“Da infância na roça & outras estórias”, por Celso Frauches

A casa de meus pais, na Fazenda da Serra, numa criação artística do amigo Júlio César da Silva, designer gráfico em Brasília.

 

A minha primeira infância foi na roça do distrito de São Sebastião do Paraíba e do município que fica do outro lado do Rio Paraíba do Sul, “um rio que passou em minha vida”.

Henrique Frauches parece que não estava gostando de trabalhar na Fazenda Serra, sob a administração do avô Américo Frauches. Ou não ganhava o suficiente para sustentar a “numerosa” família, integrada por ele, minha mãe Telva (Etelvina) e por mim, um moleque tímido, que falava pouco. Naquele tempo, os miúdos ou filhotes de gente não podiam falar na presença dos mais velhos, exceto quando perguntado. E a expressão “por quê?” era proibida veladamente.

Por volta dos cinco anos de idade, lembro-me de ter morado na fazenda do seo Oto Ruback, no município de Pirapetinga, MG. Meu pai tinha uma venda (era assim que se batizava, àquela época, os armazéns), à beira da estrada que ligava essa fazenda à cidade de Pirapetinga, partindo das margens do Rio Paraíba do Sul, que separa as Minas Gerais do Estado do Rio de Janeiro, nesse trecho, do povoado do Porto do Tuta, em São Sebastião do Paraíba, onde moramos mais tarde.

Desse pequeno armazém, lembro-me de coisas que meu pai comerciava e de que eu gostava demais: bacalhau e outros peixes salgados e carne seca em tempos sem o conforto das geladeiras. Eu sempre tirava umas lascas, às escondidas. Creio que meu pai fazia vistas grossas às peraltices alimentares de seu filho único.

 

Dois coqueiros da Fazenda da Serra.
Dois coqueiros da Fazenda da Serra.

 

De Pirapetinga, guardo apenas a lembrança do “João Dentista”, já na segunda infância, entre os nove e os onze anos. E vocês já devem saber o motivo…

O João Dentista tinha consultório em Pirapetinga, mas fazia tratamentos dentários em domicílio.
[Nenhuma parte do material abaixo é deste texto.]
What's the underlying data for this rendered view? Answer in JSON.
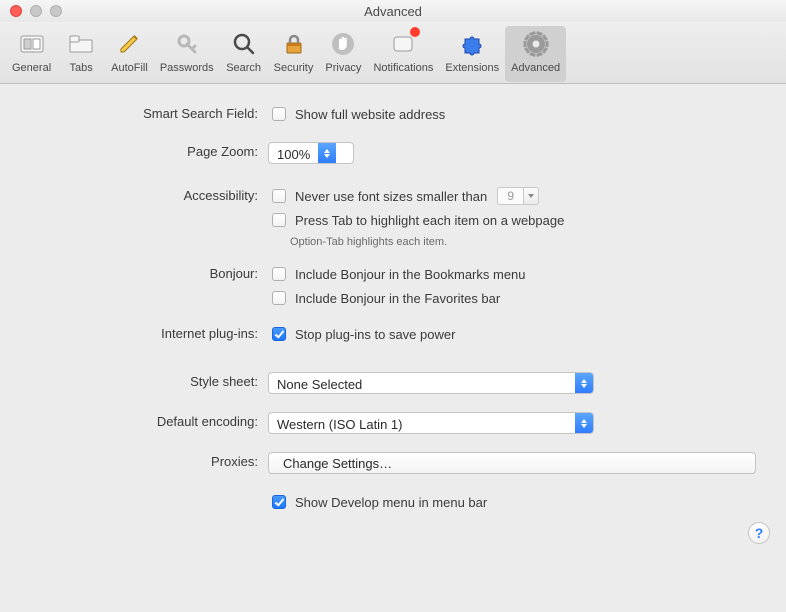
{
  "window": {
    "title": "Advanced"
  },
  "toolbar": [
    {
      "id": "general",
      "label": "General",
      "icon": "switch"
    },
    {
      "id": "tabs",
      "label": "Tabs",
      "icon": "tabs"
    },
    {
      "id": "autofill",
      "label": "AutoFill",
      "icon": "pencil"
    },
    {
      "id": "passwords",
      "label": "Passwords",
      "icon": "key"
    },
    {
      "id": "search",
      "label": "Search",
      "icon": "magnifier"
    },
    {
      "id": "security",
      "label": "Security",
      "icon": "lock"
    },
    {
      "id": "privacy",
      "label": "Privacy",
      "icon": "hand"
    },
    {
      "id": "notifications",
      "label": "Notifications",
      "icon": "badge",
      "dot": true
    },
    {
      "id": "extensions",
      "label": "Extensions",
      "icon": "puzzle"
    },
    {
      "id": "advanced",
      "label": "Advanced",
      "icon": "gear",
      "selected": true
    }
  ],
  "sections": {
    "smart_search": {
      "label": "Smart Search Field:",
      "show_full_address": {
        "label": "Show full website address",
        "checked": false
      }
    },
    "page_zoom": {
      "label": "Page Zoom:",
      "value": "100%"
    },
    "accessibility": {
      "label": "Accessibility:",
      "never_smaller": {
        "label": "Never use font sizes smaller than",
        "checked": false,
        "value": "9"
      },
      "press_tab": {
        "label": "Press Tab to highlight each item on a webpage",
        "checked": false
      },
      "hint": "Option-Tab highlights each item."
    },
    "bonjour": {
      "label": "Bonjour:",
      "bookmarks": {
        "label": "Include Bonjour in the Bookmarks menu",
        "checked": false
      },
      "favorites": {
        "label": "Include Bonjour in the Favorites bar",
        "checked": false
      }
    },
    "plugins": {
      "label": "Internet plug-ins:",
      "stop_plugins": {
        "label": "Stop plug-ins to save power",
        "checked": true
      }
    },
    "style_sheet": {
      "label": "Style sheet:",
      "value": "None Selected"
    },
    "encoding": {
      "label": "Default encoding:",
      "value": "Western (ISO Latin 1)"
    },
    "proxies": {
      "label": "Proxies:",
      "button": "Change Settings…"
    },
    "develop": {
      "label": "Show Develop menu in menu bar",
      "checked": true
    }
  },
  "help": "?"
}
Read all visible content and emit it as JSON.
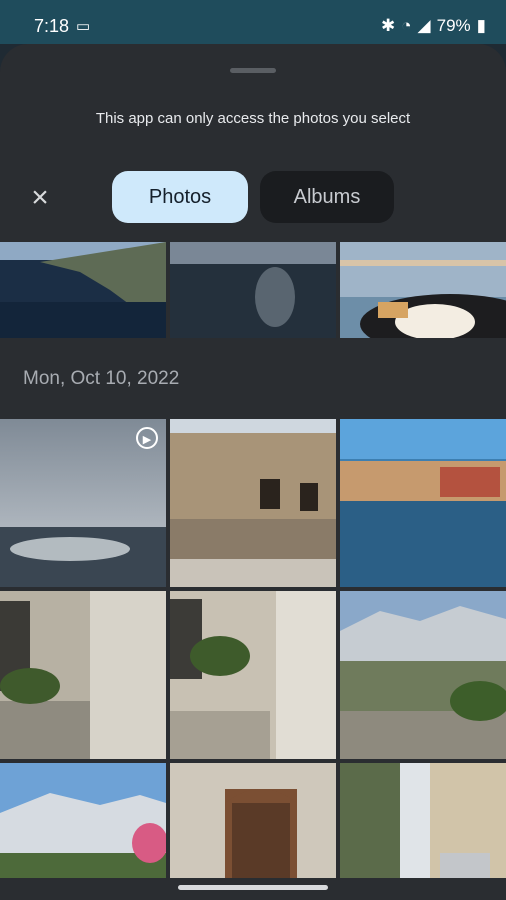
{
  "status_bar": {
    "time": "7:18",
    "battery": "79%"
  },
  "sheet": {
    "notice": "This app can only access the photos you select",
    "tabs": [
      {
        "label": "Photos",
        "selected": true
      },
      {
        "label": "Albums",
        "selected": false
      }
    ],
    "section_date": "Mon, Oct 10, 2022"
  },
  "colors": {
    "selected_tab": "#cfe9fb",
    "sheet_bg": "#2a2d31",
    "status_bg": "#1f4c5c"
  }
}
E tinha clientes em diversas famílias do Porto do Tuta e Porto Marinho. O meio de transporte era o cavalo, movido a capim-gordura. Na garupa do cavalo, ele levava o equipo odontológico, desmontado. Quando morávamos na Fazenda Serra, às vezes ele passava alguns dias em nossa casa, tratando dos dentes meus, de meus pais e dos colonos. Chegava, descansava, montava o equipo e começava a trabalhar. O equipo desmontável era movido a energia humana, por um pedal. Quando ele começava a “pedalar”, aquela broca, sem água, esquentava o dente e era uma dor desagradável, irritante. Parava de pedalar e esguichava água fria no dente. Saia uma fumaça. O dente esfriava e a tortura continuava. Quem conheceu deve, como eu, ficar arrepiado quando se lembra da tortura do tratamento com dor de uma cárie. Era “um inferno”! Hoje é moleza. Nem sempre…
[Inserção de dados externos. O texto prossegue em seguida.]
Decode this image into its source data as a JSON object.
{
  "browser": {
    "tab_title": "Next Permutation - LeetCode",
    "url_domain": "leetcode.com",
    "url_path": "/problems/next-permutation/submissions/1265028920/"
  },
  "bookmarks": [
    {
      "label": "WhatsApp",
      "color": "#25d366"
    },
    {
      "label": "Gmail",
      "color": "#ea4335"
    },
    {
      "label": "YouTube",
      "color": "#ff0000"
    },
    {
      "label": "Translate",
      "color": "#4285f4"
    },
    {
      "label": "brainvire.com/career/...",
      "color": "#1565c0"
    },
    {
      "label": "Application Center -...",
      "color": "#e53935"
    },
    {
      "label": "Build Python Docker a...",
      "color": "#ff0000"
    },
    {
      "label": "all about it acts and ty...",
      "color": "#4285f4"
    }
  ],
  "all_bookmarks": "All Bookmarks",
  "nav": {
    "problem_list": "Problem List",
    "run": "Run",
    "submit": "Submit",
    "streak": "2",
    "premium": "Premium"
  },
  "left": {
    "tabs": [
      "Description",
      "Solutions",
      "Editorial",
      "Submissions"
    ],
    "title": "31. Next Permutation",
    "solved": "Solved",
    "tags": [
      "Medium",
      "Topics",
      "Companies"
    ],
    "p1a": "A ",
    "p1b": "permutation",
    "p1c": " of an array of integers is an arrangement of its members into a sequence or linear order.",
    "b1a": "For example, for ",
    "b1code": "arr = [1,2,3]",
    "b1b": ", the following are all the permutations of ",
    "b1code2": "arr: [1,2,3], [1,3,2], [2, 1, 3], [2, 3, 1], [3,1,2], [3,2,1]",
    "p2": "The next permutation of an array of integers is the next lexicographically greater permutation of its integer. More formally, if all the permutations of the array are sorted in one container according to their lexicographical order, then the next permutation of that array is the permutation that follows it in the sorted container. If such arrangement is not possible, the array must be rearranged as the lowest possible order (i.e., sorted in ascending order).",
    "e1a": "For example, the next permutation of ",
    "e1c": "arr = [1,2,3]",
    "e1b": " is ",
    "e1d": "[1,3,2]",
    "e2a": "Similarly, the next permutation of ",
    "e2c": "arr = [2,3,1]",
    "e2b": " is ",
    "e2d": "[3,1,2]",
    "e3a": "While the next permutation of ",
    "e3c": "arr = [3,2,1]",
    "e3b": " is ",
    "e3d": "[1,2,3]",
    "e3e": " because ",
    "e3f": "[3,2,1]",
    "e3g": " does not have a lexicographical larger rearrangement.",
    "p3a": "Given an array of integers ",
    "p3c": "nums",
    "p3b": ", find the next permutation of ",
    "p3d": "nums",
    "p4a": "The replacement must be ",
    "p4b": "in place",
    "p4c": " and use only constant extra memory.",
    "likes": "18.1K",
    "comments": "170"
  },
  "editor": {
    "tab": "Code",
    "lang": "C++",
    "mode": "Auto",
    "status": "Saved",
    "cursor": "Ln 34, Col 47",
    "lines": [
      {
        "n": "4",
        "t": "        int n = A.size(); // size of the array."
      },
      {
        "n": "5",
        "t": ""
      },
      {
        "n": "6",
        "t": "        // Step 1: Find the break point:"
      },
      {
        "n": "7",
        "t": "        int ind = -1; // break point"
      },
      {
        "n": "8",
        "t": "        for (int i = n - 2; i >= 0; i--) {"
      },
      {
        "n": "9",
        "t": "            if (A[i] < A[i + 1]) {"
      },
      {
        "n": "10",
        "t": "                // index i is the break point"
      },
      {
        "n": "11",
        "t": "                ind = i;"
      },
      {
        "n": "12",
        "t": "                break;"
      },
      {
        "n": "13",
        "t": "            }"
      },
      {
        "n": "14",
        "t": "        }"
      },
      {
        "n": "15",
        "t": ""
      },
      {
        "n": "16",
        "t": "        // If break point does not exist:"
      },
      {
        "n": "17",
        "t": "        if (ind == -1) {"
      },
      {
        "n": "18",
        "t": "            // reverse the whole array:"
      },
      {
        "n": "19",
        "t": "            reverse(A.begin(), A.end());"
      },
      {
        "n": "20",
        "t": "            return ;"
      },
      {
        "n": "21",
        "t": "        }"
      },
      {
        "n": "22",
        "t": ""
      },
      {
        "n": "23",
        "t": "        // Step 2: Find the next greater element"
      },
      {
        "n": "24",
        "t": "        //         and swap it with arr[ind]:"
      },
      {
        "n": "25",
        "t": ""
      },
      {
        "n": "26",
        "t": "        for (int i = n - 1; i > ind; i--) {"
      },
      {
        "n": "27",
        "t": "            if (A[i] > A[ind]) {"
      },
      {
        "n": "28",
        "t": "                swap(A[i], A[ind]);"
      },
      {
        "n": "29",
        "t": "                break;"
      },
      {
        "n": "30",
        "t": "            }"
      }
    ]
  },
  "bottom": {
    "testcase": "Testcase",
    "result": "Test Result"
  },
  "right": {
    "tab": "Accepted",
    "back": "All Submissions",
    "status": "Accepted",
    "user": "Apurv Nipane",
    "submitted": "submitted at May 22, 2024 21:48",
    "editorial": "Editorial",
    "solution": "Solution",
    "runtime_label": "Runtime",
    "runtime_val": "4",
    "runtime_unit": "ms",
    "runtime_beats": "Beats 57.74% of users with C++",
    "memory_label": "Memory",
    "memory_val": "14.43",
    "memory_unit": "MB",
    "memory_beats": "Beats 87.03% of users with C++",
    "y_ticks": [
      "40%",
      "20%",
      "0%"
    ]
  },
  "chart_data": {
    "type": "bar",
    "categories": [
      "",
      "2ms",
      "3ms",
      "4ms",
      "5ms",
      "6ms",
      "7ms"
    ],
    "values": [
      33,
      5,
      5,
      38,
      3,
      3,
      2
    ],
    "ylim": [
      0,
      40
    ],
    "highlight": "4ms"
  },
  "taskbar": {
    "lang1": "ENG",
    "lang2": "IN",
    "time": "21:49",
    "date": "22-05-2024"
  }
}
Por volta dos meus dez anos, apareceu uma cárie no dente frontal superior. Era necessário cortar parte do dente. Eu só concordei se a prótese fosse de ouro. Aprovado o meu pedido, carreguei aquela obturação brega por grande parte de minha vida. Nem me lembro quando me livrei daquela cafonice da infância…
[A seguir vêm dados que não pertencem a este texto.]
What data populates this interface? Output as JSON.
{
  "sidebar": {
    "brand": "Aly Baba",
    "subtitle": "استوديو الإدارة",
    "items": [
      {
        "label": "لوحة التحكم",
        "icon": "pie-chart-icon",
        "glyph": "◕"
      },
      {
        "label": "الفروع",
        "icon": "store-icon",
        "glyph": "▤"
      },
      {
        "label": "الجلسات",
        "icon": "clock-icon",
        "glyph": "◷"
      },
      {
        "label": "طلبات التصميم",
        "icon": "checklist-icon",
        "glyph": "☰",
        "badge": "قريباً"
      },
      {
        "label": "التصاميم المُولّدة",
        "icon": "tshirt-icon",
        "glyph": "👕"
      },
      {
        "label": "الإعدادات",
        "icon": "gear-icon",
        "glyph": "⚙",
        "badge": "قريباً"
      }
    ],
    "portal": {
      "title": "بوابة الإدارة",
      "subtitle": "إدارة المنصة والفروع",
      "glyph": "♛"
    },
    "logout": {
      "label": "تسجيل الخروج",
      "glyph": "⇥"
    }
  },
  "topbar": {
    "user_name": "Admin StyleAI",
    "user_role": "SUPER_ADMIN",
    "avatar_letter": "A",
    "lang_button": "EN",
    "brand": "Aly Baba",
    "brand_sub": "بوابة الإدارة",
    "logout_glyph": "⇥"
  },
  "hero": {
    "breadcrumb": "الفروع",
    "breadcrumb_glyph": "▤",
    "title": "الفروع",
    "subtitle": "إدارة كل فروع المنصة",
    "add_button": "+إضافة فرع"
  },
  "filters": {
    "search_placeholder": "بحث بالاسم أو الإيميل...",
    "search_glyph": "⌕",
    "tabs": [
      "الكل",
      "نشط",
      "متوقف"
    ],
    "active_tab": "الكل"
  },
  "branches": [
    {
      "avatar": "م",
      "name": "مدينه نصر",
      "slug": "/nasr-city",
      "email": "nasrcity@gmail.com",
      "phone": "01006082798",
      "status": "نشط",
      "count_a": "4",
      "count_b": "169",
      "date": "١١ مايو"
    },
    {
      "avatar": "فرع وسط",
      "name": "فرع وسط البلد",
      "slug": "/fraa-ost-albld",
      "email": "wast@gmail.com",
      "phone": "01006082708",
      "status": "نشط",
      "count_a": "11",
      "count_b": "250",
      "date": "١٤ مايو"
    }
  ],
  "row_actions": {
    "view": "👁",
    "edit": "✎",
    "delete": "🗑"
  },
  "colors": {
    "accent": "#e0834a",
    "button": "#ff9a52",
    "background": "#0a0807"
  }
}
Voltando ao seo Oto. Ele era udenista fervoroso. Parêntesis: uma explicação para as novas gerações. Udenista era o cara filiado a um partido político denominado União Democrática Nacional (UDN), classificado pelos teóricos da política como “de direita”, mesmo tendo integrantes canhotos…

Além de udenista, o seo Oto era fanático pelo brigadeiro Eduardo Gomes (1896-1981), um militar da Aeronáutica que se aventurou a uma candidatura à Presidência da República, pela UDN, nas eleições de dezembro de 1945, logo após o término da segunda grande guerra mundial e o fim da Era Vargas. O seo Oto mandou construir, em sua fazenda, um “campo de aviação”, aeroporto para os íntimos do “mais pesado que o ar”, somente para receber o brigadeiro Eduardo Gomes, em plena campanha eleitoral. Foi uma festança para o povaréu da região. Eu estava com nove anos de idade e já tínhamos voltado a morar na Fazenda da Serra. Meus pais foram convidados e eu fui de contrapeso. Um avião monomotor, conhecido como teco-teco, ficou à disposição de todos os que quisessem dar uma voltinha pela região. Não resisti e minha mãe foi comigo (só comportava duas pessoas, além do piloto). Que maravilha! Ver a Fazenda da Serra, a Fazenda do meu avô Pedro Coelho, do tio Joaquim Moça e da tia Vivina, as demais fazendas que conhecia e o rio Paraíba do Sul, Porto do Tuta e Porto Marinho do alto. Nunca me esqueci dessa aventura. A minha prima Leni se lembra de histórias de sua mãe, tia Nita, que também fez essa aventura. O tio Walter, esposo dela, era udenista, como o brigadeiro.

 

O Marechal do Ar Eduardo Gomes, candidato a presidente da República em 1945 e 1950, derrotado nas duas vezes, um dos comandantes do golpe de 1964 que derrubou Jango Goulart.
O Marechal do Ar Eduardo Gomes, candidato a presidente da República em 1945 e 1950, derrotado nas duas vezes, um dos comandantes do golpe de 1964 que derrubou Jango Goulart.

 

Agora, uma curiosidade. Em tempos sem fundo partidário e fundo eleitoral, uma excrescência sem nome na atual conjuntura, a campanha eleitoral do brigadeiro Eduardo Gomes foi, em grande parte, financiada com a venda de doces de chocolate, em formato de bolinhas, que as mulheres que formavam a base eleitoral do candidato produziam e vendiam durante os comícios. Esse doce acabou ficando conhecido como “brigadeiro”, uma delícia. Mas Eduardo Gomes terminou a sua vida militar como marechal-do-ar. E não mudaram a denominação do doce ‒ imortalizado como brigadeiro ‒ para “marechal do ar”…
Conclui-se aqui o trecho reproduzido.